The Messages API is stateless, so your application must maintain and resend the full conversation history with each request. You append each user message and assistant response to a messages list, then pass that entire list in every API call. The API does not remember previous calls — conversation state management is entirely your responsibility.

What vision and multimodal capabilities does the Anthropic API support?

Claude models accept images alongside text for tasks like document OCR, chart analysis, UI review, and diagram-to-code generation. You send images as base64-encoded data in the message content array. Supported formats are JPEG, PNG, GIF, and WebP with a maximum size of 20 MB per image. Images consume tokens based on their dimensions — a 1024x1024 image uses approximately 1,600 tokens.

What are common Anthropic API failure patterns and how do I handle them?

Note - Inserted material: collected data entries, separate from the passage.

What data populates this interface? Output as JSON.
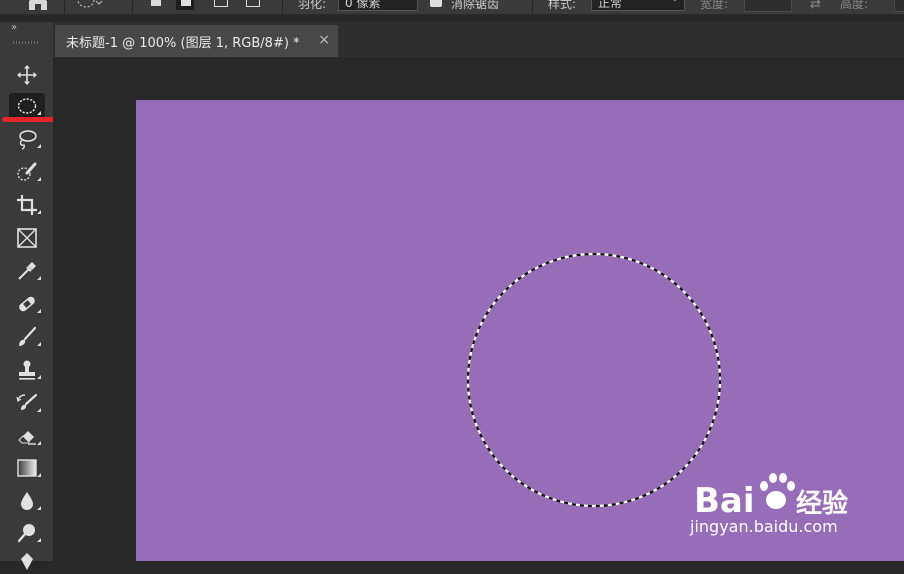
{
  "options_bar": {
    "feather_label": "羽化:",
    "feather_value": "0 像素",
    "antialias_label": "消除锯齿",
    "style_label": "样式:",
    "style_value": "正常",
    "width_label": "宽度:",
    "height_label": "高度:"
  },
  "document": {
    "tab_title": "未标题-1 @ 100% (图层 1, RGB/8#) *",
    "close_glyph": "×",
    "canvas_color": "#956db8"
  },
  "toolbox": {
    "collapse_glyph": "»",
    "tools": [
      {
        "name": "move-tool",
        "icon": "move-icon"
      },
      {
        "name": "elliptical-marquee-tool",
        "icon": "ellipse-marquee-icon",
        "selected": true
      },
      {
        "name": "lasso-tool",
        "icon": "lasso-icon"
      },
      {
        "name": "quick-selection-tool",
        "icon": "quick-selection-icon"
      },
      {
        "name": "crop-tool",
        "icon": "crop-icon"
      },
      {
        "name": "frame-tool",
        "icon": "frame-icon"
      },
      {
        "name": "eyedropper-tool",
        "icon": "eyedropper-icon"
      },
      {
        "name": "healing-brush-tool",
        "icon": "bandage-icon"
      },
      {
        "name": "brush-tool",
        "icon": "brush-icon"
      },
      {
        "name": "clone-stamp-tool",
        "icon": "stamp-icon"
      },
      {
        "name": "history-brush-tool",
        "icon": "history-brush-icon"
      },
      {
        "name": "eraser-tool",
        "icon": "eraser-icon"
      },
      {
        "name": "gradient-tool",
        "icon": "gradient-icon"
      },
      {
        "name": "blur-tool",
        "icon": "blur-drop-icon"
      },
      {
        "name": "dodge-tool",
        "icon": "dodge-icon"
      },
      {
        "name": "pen-tool",
        "icon": "pen-icon"
      }
    ]
  },
  "watermark": {
    "brand": "Bai经验",
    "url": "jingyan.baidu.com"
  },
  "colors": {
    "ui_bg": "#282828",
    "panel": "#3a3a3a",
    "highlight": "#e3242b"
  }
}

Common failures include overloaded_error from high API traffic (fix with exponential backoff retries), truncated output from max_tokens set too low, and tool use infinite loops where the model repeatedly calls the same tool (fix with a max iteration count). The SDK includes built-in retry logic with configurable max_retries, and you should always check stop_reason to detect truncated responses.

How much does the Anthropic API cost per request?

Anthropic charges separately for input and output tokens. Claude Haiku 3.5 costs $0.80/$4.00 per million tokens (input/output), Sonnet 4 costs $3.00/$15.00, and Opus 4 costs $15.00/$75.00. For example, 1,000 short Q&A requests (500 in / 200 out tokens each) cost $1.20 on Haiku versus $22.50 on Opus. Prompt caching can reduce input costs by up to 90% for repeated prefixes.

What is the Batch API and when should I use it?

The Batch API processes up to 10,000 requests asynchronously at 50% reduced cost with a 24-hour turnaround. It is ideal for offline processing jobs like dataset labeling, bulk classification, and document analysis where you do not need real-time responses. You submit a batch of requests, poll for completion, then stream the results.